Extrapolation based on demographics showed middle aged group between 41 and 60 years, employed persons, voters with tertiary education and more males have high awareness level about the referendum.

On a regional basis, the report suggested that the three newly created regions, Savannah, North East and Oti would have the highest expected voter participation with 96 per cent, 93 per cent and 87 per cent, respectively.

Dr. Awortwi said the regions with lower expected turnouts included Greater Accra, Western North and Eastern with 50 per cent, 53 per cent and 54 per cent, respectively.

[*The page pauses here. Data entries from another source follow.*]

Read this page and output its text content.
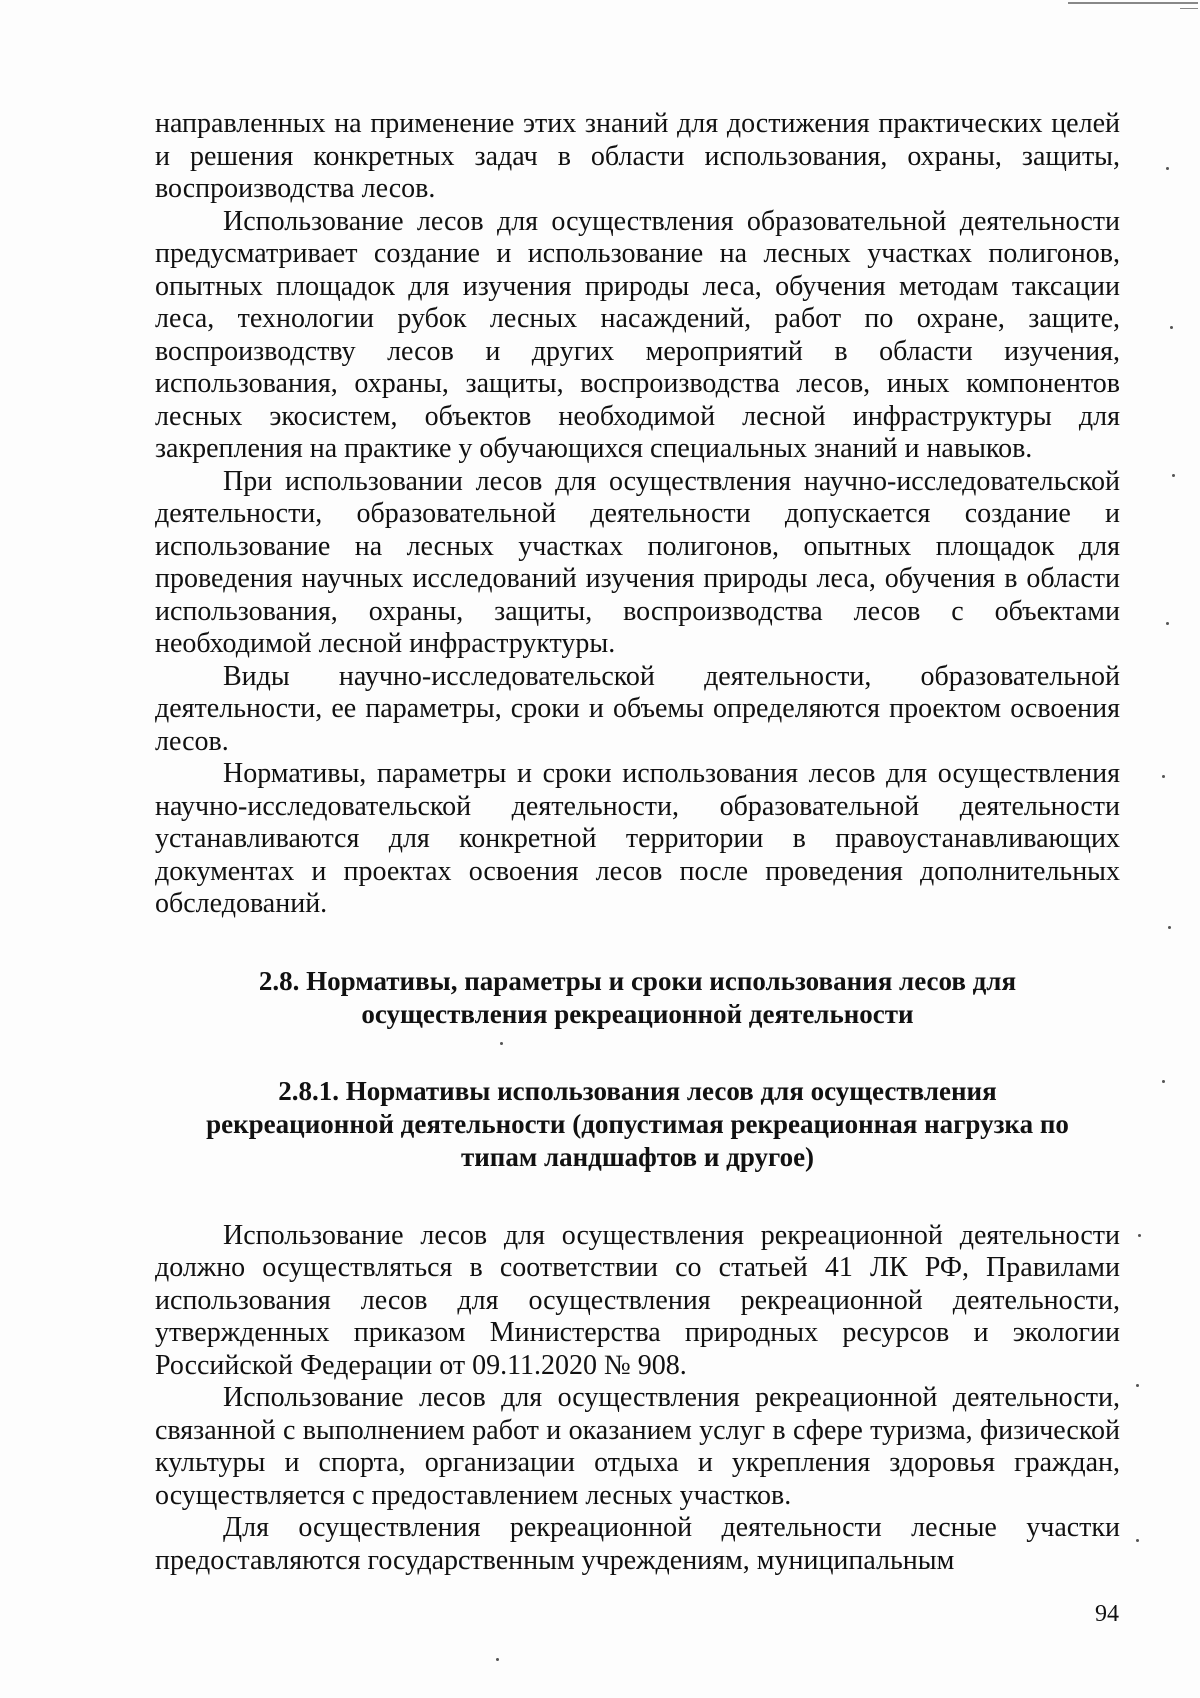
направленных на применение этих знаний для достижения практических целей и решения конкретных задач в области использования, охраны, защиты, воспроизводства лесов.

Использование лесов для осуществления образовательной деятельности предусматривает создание и использование на лесных участках полигонов, опытных площадок для изучения природы леса, обучения методам таксации леса, технологии рубок лесных насаждений, работ по охране, защите, воспроизводству лесов и других мероприятий в области изучения, использования, охраны, защиты, воспроизводства лесов, иных компонентов лесных экосистем, объектов необходимой лесной инфраструктуры для закрепления на практике у обучающихся специальных знаний и навыков.

При использовании лесов для осуществления научно-исследовательской деятельности, образовательной деятельности допускается создание и использование на лесных участках полигонов, опытных площадок для проведения научных исследований изучения природы леса, обучения в области использования, охраны, защиты, воспроизводства лесов с объектами необходимой лесной инфраструктуры.

Виды научно-исследовательской деятельности, образовательной деятельности, ее параметры, сроки и объемы определяются проектом освоения лесов.

Нормативы, параметры и сроки использования лесов для осуществления научно-исследовательской деятельности, образовательной деятельности устанавливаются для конкретной территории в правоустанавливающих документах и проектах освоения лесов после проведения дополнительных обследований.

2.8. Нормативы, параметры и сроки использования лесов для осуществления рекреационной деятельности
2.8.1. Нормативы использования лесов для осуществления рекреационной деятельности (допустимая рекреационная нагрузка по типам ландшафтов и другое)

Использование лесов для осуществления рекреационной деятельности должно осуществляться в соответствии со статьей 41 ЛК РФ, Правилами использования лесов для осуществления рекреационной деятельности, утвержденных приказом Министерства природных ресурсов и экологии Российской Федерации от 09.11.2020 № 908.

Использование лесов для осуществления рекреационной деятельности, связанной с выполнением работ и оказанием услуг в сфере туризма, физической культуры и спорта, организации отдыха и укрепления здоровья граждан, осуществляется с предоставлением лесных участков.

Для осуществления рекреационной деятельности лесные участки предоставляются государственным учреждениям, муниципальным

94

The study which was conducted before statements from the opposition National Democratic Congress (NDC) to suggest a  ‘No’ vote showed that there would be high voter participation in strongholds of the NDC reflected by 72 per cent as against 66 per cent in New Patriotic Party (NPP) strongholds. 

Among the 67 per cent of voters who would turn out to vote, 75 per cent represented by 3,245 intend to vote ‘Yes’ while 539 representing 12 per cent opted for a ‘No’ vote, with 13 per cent  represented by 566 of participants remaining undecided.   

The report has on a regional basis also identified Oti, Bono East and Ahafo as regions with high ‘Yes’ votes of percentages 93, 92 and 84, respectively.

On the other hand, the regions with lower ‘Yes’ vote include Northern, Central and Savannah with percentages of 55, 66 and 68, respectively.

Since the study was conducted prior to the public statement of the NDC and the latest ‘No’ vote campaign from the National House of Chiefs which has sparked a ‘fight’ among prominent chiefs, Dr. Awortwi has suggested the need to re-conduct the poll to measure how significant the recent happenings could change the outcome of the referendum.